Mas já há experimentações, em maior ou menor escala. São emblemáticos, neste sentido, os aplicativos The Fantastic Flying Books of Mr. Morris Lessmore, que soube encontrar uma linguagem para cada recurso da mesma história (curta-metragem de animação,

enhanced e-book e livro impresso) e, principalmente, Dans Mon Rêve, que não manteve a

estrutura do códice, não tem sequer páginas imitando papel ou setas para “virar a folha” – eles entenderam aquele como um suporte diferente que merecia leitura totalmente diferente.

O que é melhor? O melhor é não ter melhor. É na diversidade de formatos e de misturas entre as diferentes mídias que o leitor sairá ganhando. O que virá pela frente e o que se consolidará como a fórmula de mais sucesso, só o tempo dirá. Torço para que continue plural, pois na pluralidade ela terá mais chance de atingir todo tipo de leitor, e para todo tipo de ocasião – para quando ele quiser mais brincadeira, mais leitura séria, mais animação, mais intervenção sua... A única tendência que se pode dizer com certeza é que a popularização dos tablets virá, a julgar pelos números de venda de aparelhos – e com eles talvez venha também a leitura do livro digital, que já está sendo incorporada pela escola, tanto a rede privada como a pública. As crianças de hoje talvez não venham a ter dúvidas tais como “Será livro?”, “Muda a narrativa?”. Para elas, desde sempre será um livro, e estarão acostumadas com as variações narrativas em um e outro suporte, como algo que sempre tivesse existido, inquestionável.

No entanto, como vivemos ainda na fase de transição, esta dissertação tenta responder algumas dúvidas sobre o novo produto midiático – ou sua nova apresentação. Há uma tentativa de descrever os recursos disponíveis, muitos vindos da linguagem dos games e das animações, de modo a funcionar como um guia ou um dicionário de funcionalidades potenciais, bem como uma explicação sobre o novo processo de produção e os autores envolvidos. Existe também uma discussão sobre a interação a serviço da leitura, e como ela muda a forma de narrar. Apesar disso, muitas respostas ficarão incompletas, esperando o tempo passar para que os resultados dessas transformações, ou (r)evoluções, possam ser mais claramente identificados e analisados. Talvez a mais incômoda delas seja: o livro de papel vai acabar?

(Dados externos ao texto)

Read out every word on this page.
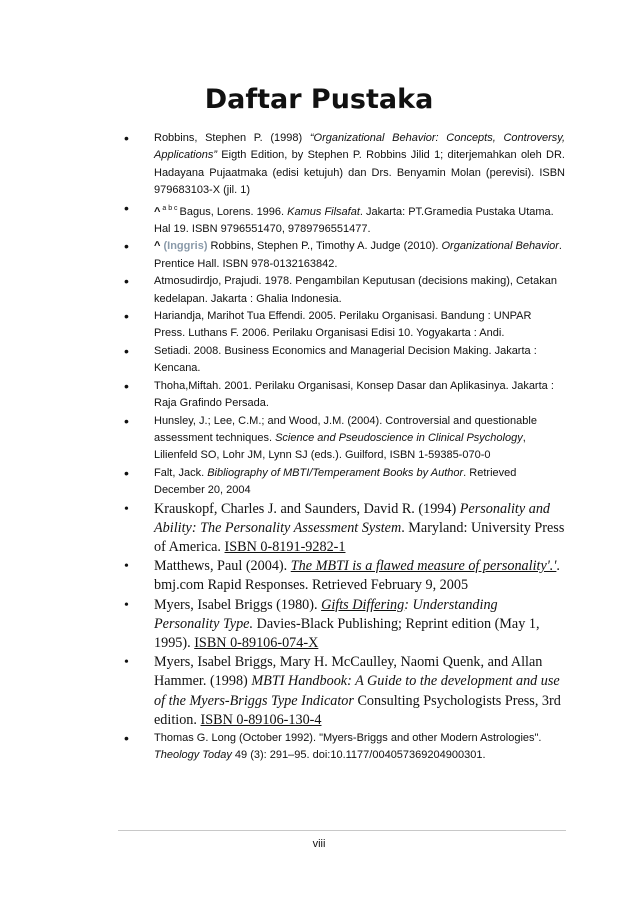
Daftar Pustaka
• Robbins, Stephen P. (1998) “Organizational Behavior: Concepts, Controversy, Applications” Eigth Edition, by Stephen P. Robbins Jilid 1; diterjemahkan oleh DR. Hadayana Pujaatmaka (edisi ketujuh) dan Drs. Benyamin Molan (perevisi). ISBN 979683103-X (jil. 1)
• ^ $^{a b c}$ Bagus, Lorens. 1996. Kamus Filsafat. Jakarta: PT.Gramedia Pustaka Utama. Hal 19. ISBN 9796551470, 9789796551477.
• ^ (Inggris) Robbins, Stephen P., Timothy A. Judge (2010). Organizational Behavior. Prentice Hall. ISBN 978-0132163842.
• Atmosudirdjo, Prajudi. 1978. Pengambilan Keputusan (decisions making), Cetakan kedelapan. Jakarta : Ghalia Indonesia.
• Hariandja, Marihot Tua Effendi. 2005. Perilaku Organisasi. Bandung : UNPAR Press. Luthans F. 2006. Perilaku Organisasi Edisi 10. Yogyakarta : Andi.
• Setiadi. 2008. Business Economics and Managerial Decision Making. Jakarta : Kencana.
• Thoha,Miftah. 2001. Perilaku Organisasi, Konsep Dasar dan Aplikasinya. Jakarta : Raja Grafindo Persada.
• Hunsley, J.; Lee, C.M.; and Wood, J.M. (2004). Controversial and questionable assessment techniques. Science and Pseudoscience in Clinical Psychology, Lilienfeld SO, Lohr JM, Lynn SJ (eds.). Guilford, ISBN 1-59385-070-0
• Falt, Jack. Bibliography of MBTI/Temperament Books by Author. Retrieved December 20, 2004
• Krauskopf, Charles J. and Saunders, David R. (1994) Personality and Ability: The Personality Assessment System. Maryland: University Press of America. ISBN 0-8191-9282-1
• Matthews, Paul (2004). The MBTI is a flawed measure of personality'.'. bmj.com Rapid Responses. Retrieved February 9, 2005
• Myers, Isabel Briggs (1980). Gifts Differing: Understanding Personality Type. Davies-Black Publishing; Reprint edition (May 1, 1995). ISBN 0-89106-074-X
• Myers, Isabel Briggs, Mary H. McCaulley, Naomi Quenk, and Allan Hammer. (1998) MBTI Handbook: A Guide to the development and use of the Myers-Briggs Type Indicator Consulting Psychologists Press, 3rd edition. ISBN 0-89106-130-4
• Thomas G. Long (October 1992). "Myers-Briggs and other Modern Astrologies". Theology Today 49 (3): 291–95. doi:10.1177/004057369204900301.
viii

Não há como saber. Talvez um dia, daqui a centenas de anos, ele seja apenas artigo de museu. Há suposições apenas sobre seu destino. Mas acho que isso não acontecerá nas próximas décadas. Livro de papel é uma instituição muito mais consolidada do que o disquete e o CD-ROM para sumir de uma hora para a outra. Pessoas como eu, que gostam de olhar para as várias lombadas impressas nas estantes, ainda viverão por muito tempo e seguirão comprando obras de papel, sentindo prazer em sua textura e no cheiro bom que só um livro impresso pode ter – e ensinando seus filhos a ler em todas as plataformas disponíveis, inclusive esta.

Portanto, a melhor atitude que podemos tomar neste momento é a de substituir todos os sinais de versus (x) do começo destas considerações finais por sinais de mais (+), pois é dessa fusão de mídias, modos, meios e palavras que se trata a leitura neste relativamente novo suporte chamado tablet.